Below is a clear, complete, exam-oriented explanation of the Boyer–Moore Algorithm, written like a DSA expert. This includes intuition, heuristics, complexity, and workflow.

📘 Boyer–Moore String Matching Algorithm

The Boyer–Moore algorithm is one of the fastest string-matching algorithms in practice. It works by comparing characters from right to left and uses two powerful heuristics to skip large sections of the text.

In many real-world cases (natural language text), Boyer–Moore runs in sublinear time, faster than KMP and Rabin–Karp.

📌 Key Ideas of Boyer–Moore

Pattern is matched from right to left.
When mismatch occurs, the pattern is shifted intelligently, not by just 1.
Two heuristics determine how far the pattern should be shifted:
- Bad Character Rule
- Good Suffix Rule

These allow big jumps → fewer comparisons → fast matching.

📘 Heuristic 1: Bad Character Rule

When mismatch occurs at pattern character P[j] and text character T[i]:

Shift pattern so that:
- The mismatched text character aligns with its last occurrence in the pattern
- OR skip past it if it doesn’t exist in the pattern

Example

Pattern: “ABCD”
Mismatch at ‘X’ (not in pattern)

Shift pattern entirely to the right because ‘X’ doesn’t exist.

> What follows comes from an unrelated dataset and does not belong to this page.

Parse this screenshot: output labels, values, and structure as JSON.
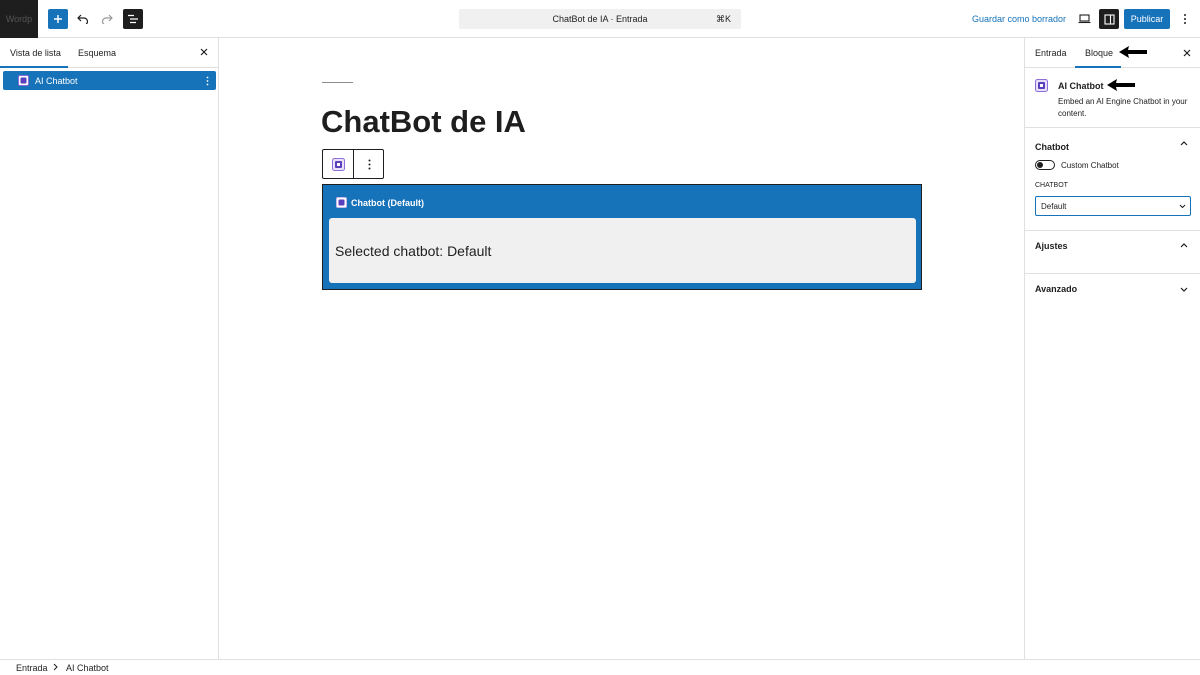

📘 Heuristic 2: Good Suffix Rule

When mismatch happens after some suffix matched:

Shift pattern to align the next occurrence of that suffix in the pattern
OR
Shift so that the suffix aligns with a prefix of the pattern

This allows even larger skips.

📘 Why Boyer–Moore Is Fast

It skips many unnecessary character comparisons
In English text, average complexity becomes O(n / m)
Often faster than KMP and Rabin-Karp in practice
Most efficient for large alphabets (ASCII, Unicode, text documents)

📘 Time Complexity

Case	Time
Best Case	O(n/m) (almost constant time per shift)
Average Case	O(n)
Worst Case	O(n × m)

Worst case happens rarely (repetitive patterns like “AAAAAA”).

📘 Space Complexity

O(m) for storing bad character table
O(m) for good suffix table

📘 Boyer–Moore Matching Steps (High-Level)

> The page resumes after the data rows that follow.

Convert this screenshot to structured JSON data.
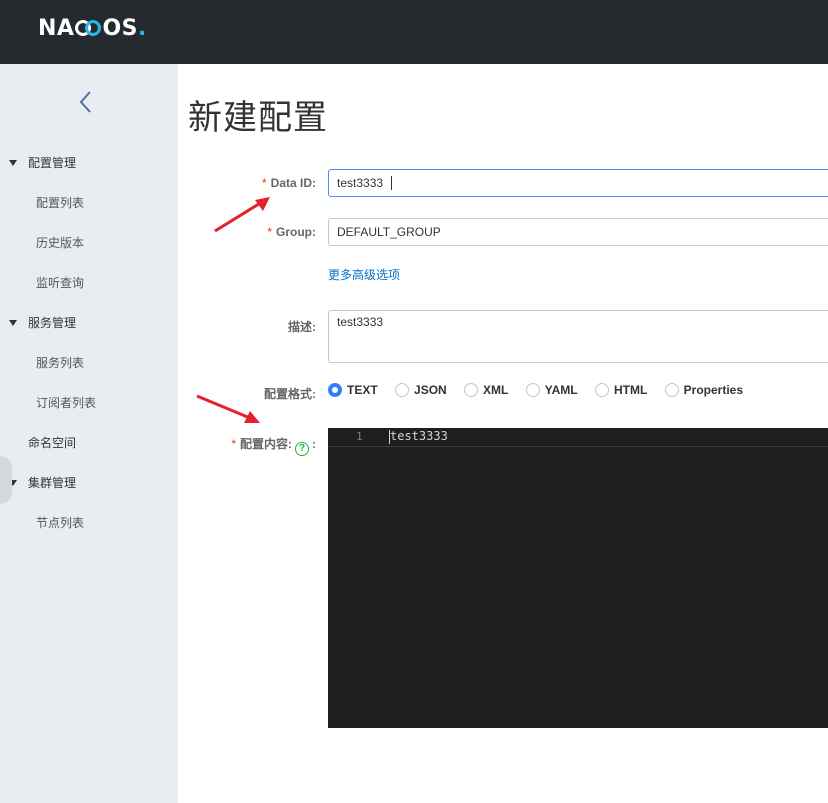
{
  "header": {
    "logo": {
      "part1": "NA",
      "part2": "OS",
      "dot": "."
    }
  },
  "sidebar": {
    "collapse_icon": "chevron-left-icon",
    "groups": [
      {
        "label": "配置管理",
        "items": [
          "配置列表",
          "历史版本",
          "监听查询"
        ]
      },
      {
        "label": "服务管理",
        "items": [
          "服务列表",
          "订阅者列表"
        ]
      },
      {
        "label": "命名空间",
        "items": []
      },
      {
        "label": "集群管理",
        "items": [
          "节点列表"
        ]
      }
    ]
  },
  "main": {
    "title": "新建配置",
    "form": {
      "required_mark": "*",
      "data_id": {
        "label": "Data ID:",
        "value": "test3333"
      },
      "group": {
        "label": "Group:",
        "value": "DEFAULT_GROUP"
      },
      "more_options": "更多高级选项",
      "description": {
        "label": "描述:",
        "value": "test3333"
      },
      "format": {
        "label": "配置格式:",
        "options": [
          "TEXT",
          "JSON",
          "XML",
          "YAML",
          "HTML",
          "Properties"
        ],
        "selected": "TEXT"
      },
      "content": {
        "label": "配置内容:",
        "help_icon": "question-circle-icon",
        "colon": ":",
        "line_number": "1",
        "code": "test3333"
      }
    }
  },
  "colors": {
    "accent": "#3080fe",
    "required": "#ff3000",
    "link": "#0070cc",
    "annotation_arrow": "#e6202a",
    "header_bg": "#252a2f",
    "sidebar_bg": "#e9edf1",
    "editor_bg": "#1e1e1e"
  }
}
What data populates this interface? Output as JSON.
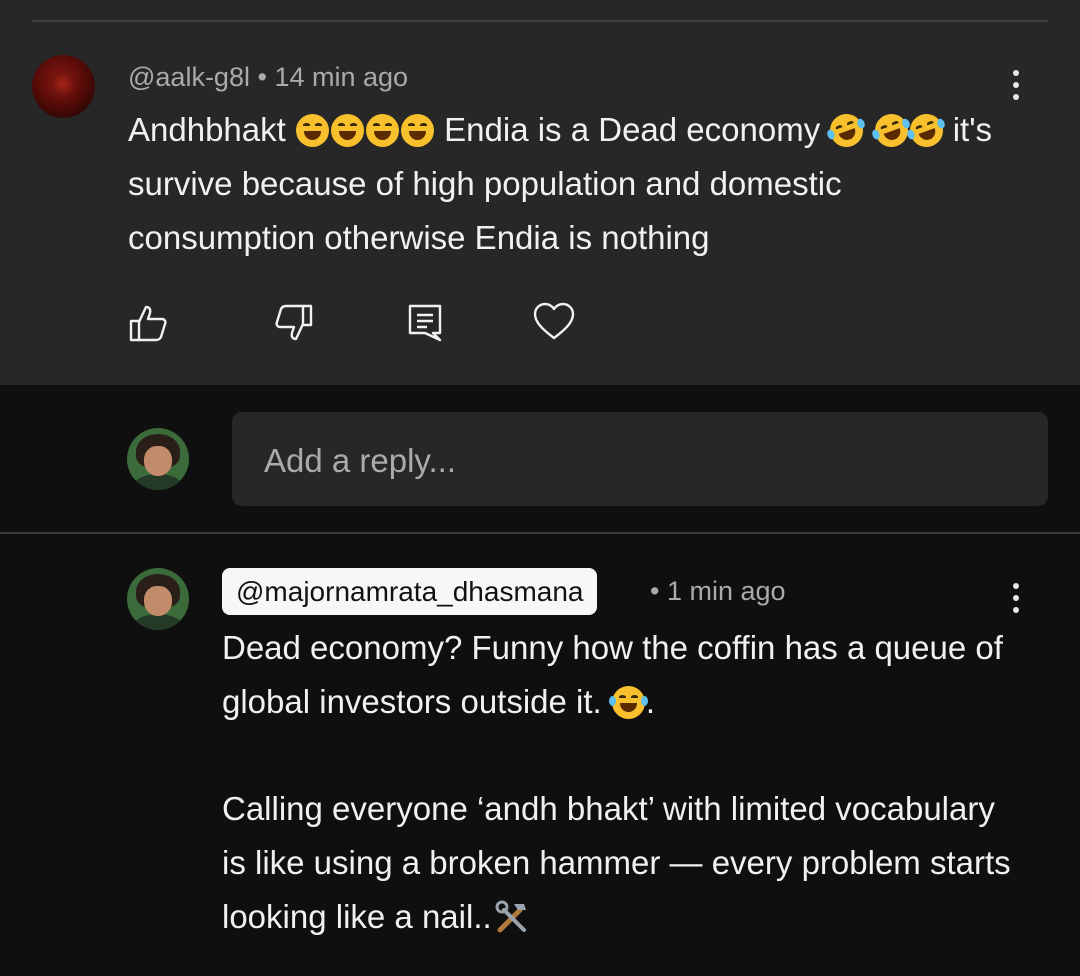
{
  "top_comment": {
    "author": "@aalk-g8l",
    "separator": " • ",
    "time": "14 min ago",
    "text_word1": "Andhbhakt",
    "text_part2": " Endia is a Dead economy ",
    "text_part3": " it's survive because of high population and domestic consumption otherwise Endia is nothing",
    "emoji_laugh": "grinning-squinting-face",
    "emoji_rofl": "rolling-on-the-floor-laughing"
  },
  "actions": {
    "like_icon": "thumbs-up-icon",
    "dislike_icon": "thumbs-down-icon",
    "reply_icon": "reply-comment-icon",
    "heart_icon": "heart-icon"
  },
  "reply_box": {
    "placeholder": "Add a reply..."
  },
  "reply_comment": {
    "author": "@majornamrata_dhasmana",
    "time": "• 1 min ago",
    "line1a": "Dead economy? Funny how the coffin has a queue of global investors outside it. ",
    "line1b": ".",
    "para2": "Calling everyone ‘andh bhakt’  with limited vocabulary is like using a broken hammer — every problem starts looking like a nail..",
    "emoji_joy": "face-with-tears-of-joy",
    "emoji_tools": "hammer-and-wrench"
  },
  "colors": {
    "top_bg": "#272727",
    "page_bg": "#0f0f0f",
    "meta_text": "#aaaaaa",
    "body_text": "#f1f1f1"
  }
}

Preprocess pattern to build:
- Bad character table
- Good suffix table
Align pattern to text
Compare pattern characters from right to left
On mismatch:
- Compute shift from bad character rule
- Compute shift from good suffix rule
- Choose the maximum shift
Repeat until pattern passes the text end
If match found, report position

📘 Simplified Python Implementation (Using Bad Character Rule Only)

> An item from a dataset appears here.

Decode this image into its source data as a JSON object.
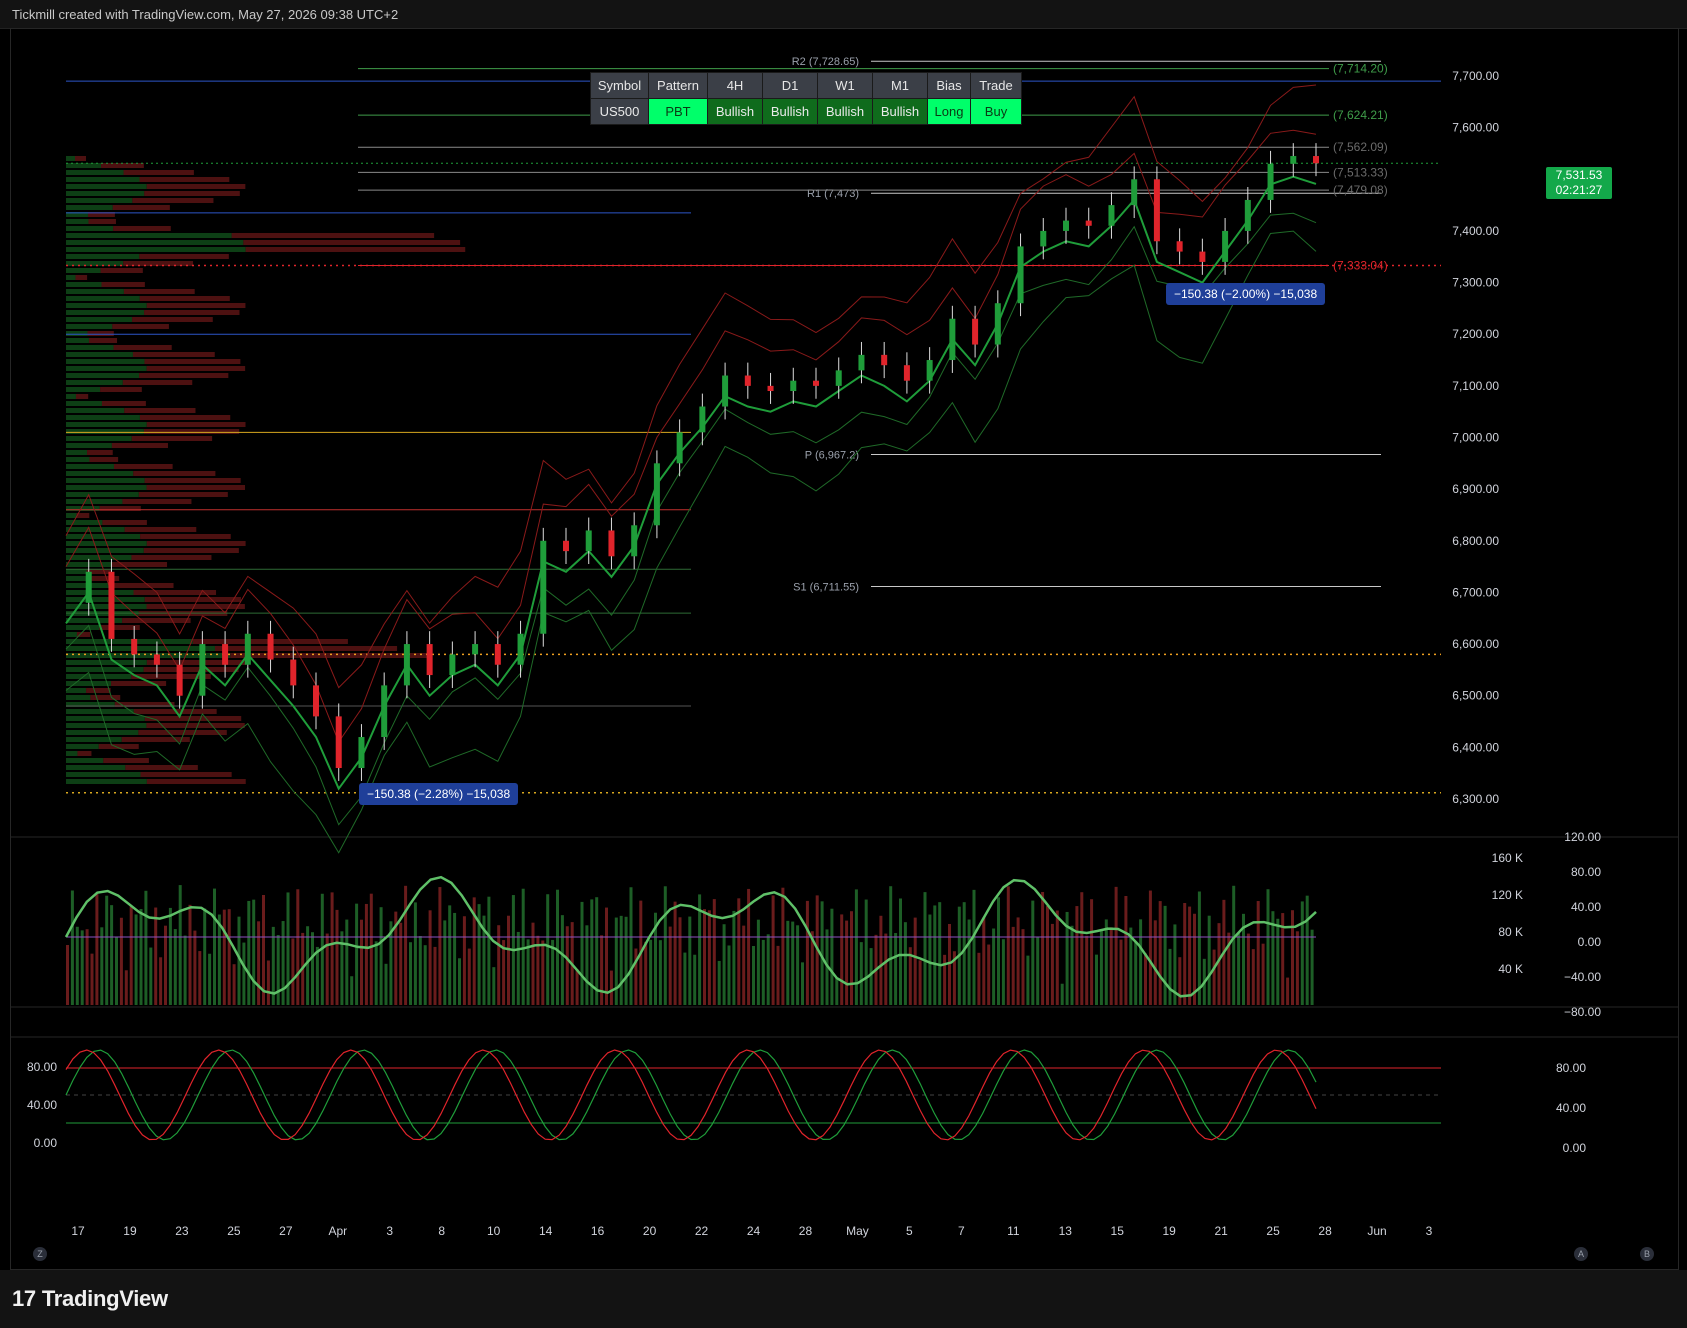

(For exam demonstration. Full BM is longer.)

def bad_character_table(pattern):
    table = {}
    m = len(pattern)
    for i in range(m):
        table[pattern[i]] = i
    return table


def boyer_moore(text, pattern):
    n, m = len(text), len(pattern)
    if m == 0:
        return []

    bad_char = bad_character_table(pattern)
    positions = []

    shift = 0
    while shift <= n - m:
        j = m - 1

        # Compare pattern from right to left
        while j >= 0 and pattern[j] == text[shift + j]:
            j -= 1

        if j < 0:  # full match
            positions.append(shift)
            shift += m - bad_char.get(text[shift + m], -1) if shift + m < n else 1
        else:
            bad_char_shift = j - bad_char.get(text[shift + j], -1)
            shift += max(1, bad_char_shift)

    return positions


# Example usage
text = "ABAAABCD"
pattern = "ABC"
print("Pattern found at positions:", boyer_moore(text, pattern))

📘 Output

Pattern found at positions: [4]

📘 Comparison with Other Algorithms

Algorithm	Best	Average	Worst	Notes
Brute Force	O(n)	O(nm)	O(nm)	Very slow
KMP	O(n + m)	O(n + m)	O(n + m)	No rechecking
Rabin–Karp	O(n + m)	O(n + m)	O(nm)	Uses hashing
Boyer–Moore	O(n/m)	O(n)	O(nm)	Fastest in practice

📘 Summary (Exam Notes)

Boyer–Moore compares pattern from right to left.
Uses Bad Character and Good Suffix heuristics.
Gives sublinear running time in many cases.
Best-case performance: O(n / m) — extremely fast.
Worst-case: O(n × m) but rare.
Popular in text editors, document search, grep command, etc.